O Governo vai apresentar, esta quarta-feira, um conjunto de medidas de apoio para os pais que apoiam os filhos em casa, devido ao encerramento de escolas. Entre elas está a possibilidade de receberem o salário por inteiro.

De acordo com o jornal Público, os pais que alternem o apoio dado aos filhos em casa vão agora ter a possibilidade de receber os salários a 100%. O mesmo se aplica aos pais de famílias monoparentais. 

O ojetivo é "promover o equilíbrio entre homem e mulher no desempenho do apoio à família", disse fonte do Governo ao Público. 

Tem filhos até ao 4.º ano? Pode trocar o teletrabalho pelo apoio

Aqueles pais que já estavam em teletrabalho, também vão ser abrangidos por este pacote, mas não são todos. Apenas os pais com crianças até ao 4.º ano vão poder ter acesso ao apoio criado por causa do encerramento de escolas. 

Ainda que as suas funções sejam compatíveis com o teletrabalho, terá de alegar a impossibilidade de o realizar e, para assegurar o direito ao apoio à família, tem de pertencer a um destes três grupos: 

  • Ter um filho que frequente até ao final do primeiro ciclo do ensino básico, incluindo creche e pré-escolar;
  • Ter um filho dependente com deficiência e incapacidade igual ou superior a 60%, independentemente da idade;
  • Caso se trate de uma família monoparental.

Ou seja, se por acaso estiver em teletrabalho mas o seu filho frequentar o 5.º ou 6.º ano de escolaridade, já não tem direito ao apoio da Segurança Social. 

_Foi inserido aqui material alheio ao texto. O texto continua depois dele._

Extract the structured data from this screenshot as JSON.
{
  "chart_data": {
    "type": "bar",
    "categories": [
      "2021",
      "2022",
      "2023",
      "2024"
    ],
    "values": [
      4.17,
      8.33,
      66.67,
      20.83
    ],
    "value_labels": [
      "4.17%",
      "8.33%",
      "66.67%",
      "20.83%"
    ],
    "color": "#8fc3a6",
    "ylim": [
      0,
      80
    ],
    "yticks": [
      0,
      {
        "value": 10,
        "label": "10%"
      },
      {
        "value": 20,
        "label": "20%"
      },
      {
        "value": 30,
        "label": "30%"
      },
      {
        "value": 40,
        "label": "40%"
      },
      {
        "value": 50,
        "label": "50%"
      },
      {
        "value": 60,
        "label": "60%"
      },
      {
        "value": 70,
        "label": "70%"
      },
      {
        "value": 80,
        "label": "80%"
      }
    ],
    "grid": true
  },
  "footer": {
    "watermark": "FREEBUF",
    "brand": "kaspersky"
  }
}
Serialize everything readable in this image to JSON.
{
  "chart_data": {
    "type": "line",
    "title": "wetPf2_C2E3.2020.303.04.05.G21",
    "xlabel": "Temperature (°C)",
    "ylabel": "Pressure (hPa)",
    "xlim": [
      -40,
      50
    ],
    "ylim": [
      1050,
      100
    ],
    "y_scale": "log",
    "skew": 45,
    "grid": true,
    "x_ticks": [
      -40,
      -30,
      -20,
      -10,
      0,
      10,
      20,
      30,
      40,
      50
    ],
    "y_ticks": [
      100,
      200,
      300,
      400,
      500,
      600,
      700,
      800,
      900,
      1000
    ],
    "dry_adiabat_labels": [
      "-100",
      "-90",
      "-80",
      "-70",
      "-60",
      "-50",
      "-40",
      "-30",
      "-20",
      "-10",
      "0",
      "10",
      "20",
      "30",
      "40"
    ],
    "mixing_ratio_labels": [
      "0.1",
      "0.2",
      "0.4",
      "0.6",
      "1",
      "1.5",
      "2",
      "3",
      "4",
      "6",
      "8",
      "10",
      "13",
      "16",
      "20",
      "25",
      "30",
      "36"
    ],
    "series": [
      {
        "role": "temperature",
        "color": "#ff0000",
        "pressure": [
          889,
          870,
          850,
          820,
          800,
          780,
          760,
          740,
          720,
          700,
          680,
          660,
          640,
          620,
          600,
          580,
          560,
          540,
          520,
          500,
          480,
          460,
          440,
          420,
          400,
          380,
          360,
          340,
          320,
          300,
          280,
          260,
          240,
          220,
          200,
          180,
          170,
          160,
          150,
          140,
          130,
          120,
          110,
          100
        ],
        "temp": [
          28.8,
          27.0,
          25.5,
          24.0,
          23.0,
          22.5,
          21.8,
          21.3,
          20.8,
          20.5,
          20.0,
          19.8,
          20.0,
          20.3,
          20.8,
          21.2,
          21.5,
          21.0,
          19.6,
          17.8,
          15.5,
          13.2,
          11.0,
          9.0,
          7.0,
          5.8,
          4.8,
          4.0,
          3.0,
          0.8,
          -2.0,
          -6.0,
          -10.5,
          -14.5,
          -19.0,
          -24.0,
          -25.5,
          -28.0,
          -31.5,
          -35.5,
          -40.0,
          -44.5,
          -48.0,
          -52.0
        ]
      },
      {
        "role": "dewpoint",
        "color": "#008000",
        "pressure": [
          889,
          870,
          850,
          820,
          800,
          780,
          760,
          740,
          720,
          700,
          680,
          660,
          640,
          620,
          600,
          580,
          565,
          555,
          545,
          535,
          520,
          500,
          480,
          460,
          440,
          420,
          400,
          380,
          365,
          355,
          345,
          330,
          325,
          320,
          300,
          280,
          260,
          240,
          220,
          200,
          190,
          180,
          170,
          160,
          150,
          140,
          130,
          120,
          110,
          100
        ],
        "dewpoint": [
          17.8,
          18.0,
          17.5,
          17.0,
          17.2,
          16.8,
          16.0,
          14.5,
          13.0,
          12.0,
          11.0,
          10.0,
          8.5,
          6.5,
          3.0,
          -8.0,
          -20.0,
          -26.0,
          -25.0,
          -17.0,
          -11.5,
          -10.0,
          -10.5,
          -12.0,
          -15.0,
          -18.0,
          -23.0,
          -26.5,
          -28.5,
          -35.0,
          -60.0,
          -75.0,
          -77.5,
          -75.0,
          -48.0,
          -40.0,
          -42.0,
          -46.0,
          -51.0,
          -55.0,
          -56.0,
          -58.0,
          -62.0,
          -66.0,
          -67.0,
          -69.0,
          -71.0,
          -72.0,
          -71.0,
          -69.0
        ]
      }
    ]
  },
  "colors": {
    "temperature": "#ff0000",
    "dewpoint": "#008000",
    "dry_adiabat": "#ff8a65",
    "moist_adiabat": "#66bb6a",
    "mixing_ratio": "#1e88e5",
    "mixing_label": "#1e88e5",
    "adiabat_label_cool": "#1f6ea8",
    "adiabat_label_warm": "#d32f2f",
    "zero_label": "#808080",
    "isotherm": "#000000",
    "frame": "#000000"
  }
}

O propósito do Governo é "dar resposta às situações em que há uma maior dificuldade para o trabalhador em compatibilizar o desempenho das funções em teletrabalho e a necessidade de prestar assistência à família”.

A TVI24 contactou os ministérios da Economia e do Trabalho, Solidariedade e Segurança Social que remeteram explicações para o final da reunião com os parceiros sociais. 

De recordar que este alargamento das medidas surge depois do Bloco de Esquerda e do PCP terem lançado críticas ao modelo em vigor e terem pedido o pagamento de 100% dos salários para todos os pais. Já o PSD apresentou uma proposta na qual sugeria o alargamento do apoio para pais com mais de três filhos. Todas elas serão discutidas no Parlamento na próxima quinta-feira.

Também a Confederação Geral dos Trabalhadores Portugueses (CGTP) e a União Geral de Trabalhadores (UGT) pediram salários pagos a 100% e convocaram para o próximo dia 25 uma ação nacional de luta, em defesa de melhores salários, emprego e respeito pelos direitos laborais, que incluirá manifestações em todos os distritos, greves e plenários em vários setores de atividade.

Já numa reação às notícias esta quarta-feira divulgadas, João Oliveira, líder da bancada comunista, considerou as medidas positivas, mas alertou que “ainda assim não respondem ao conjunto de dificuldades”.

Saber “se as famílias conseguem dividir entre o pai e mãe o acompanhamento aos filhos, nem sempre é uma questão de opção da família”, depende da organização do trabalho de cada um, e “não deve” condicionar “a possibilidade de pagamento do apoio a família a 100%”.

A opção de pais e mães, segundo o deputado do PCP, não pode ser “entre manter o seu salário ou prestar apoio às crianças e aos jovens”.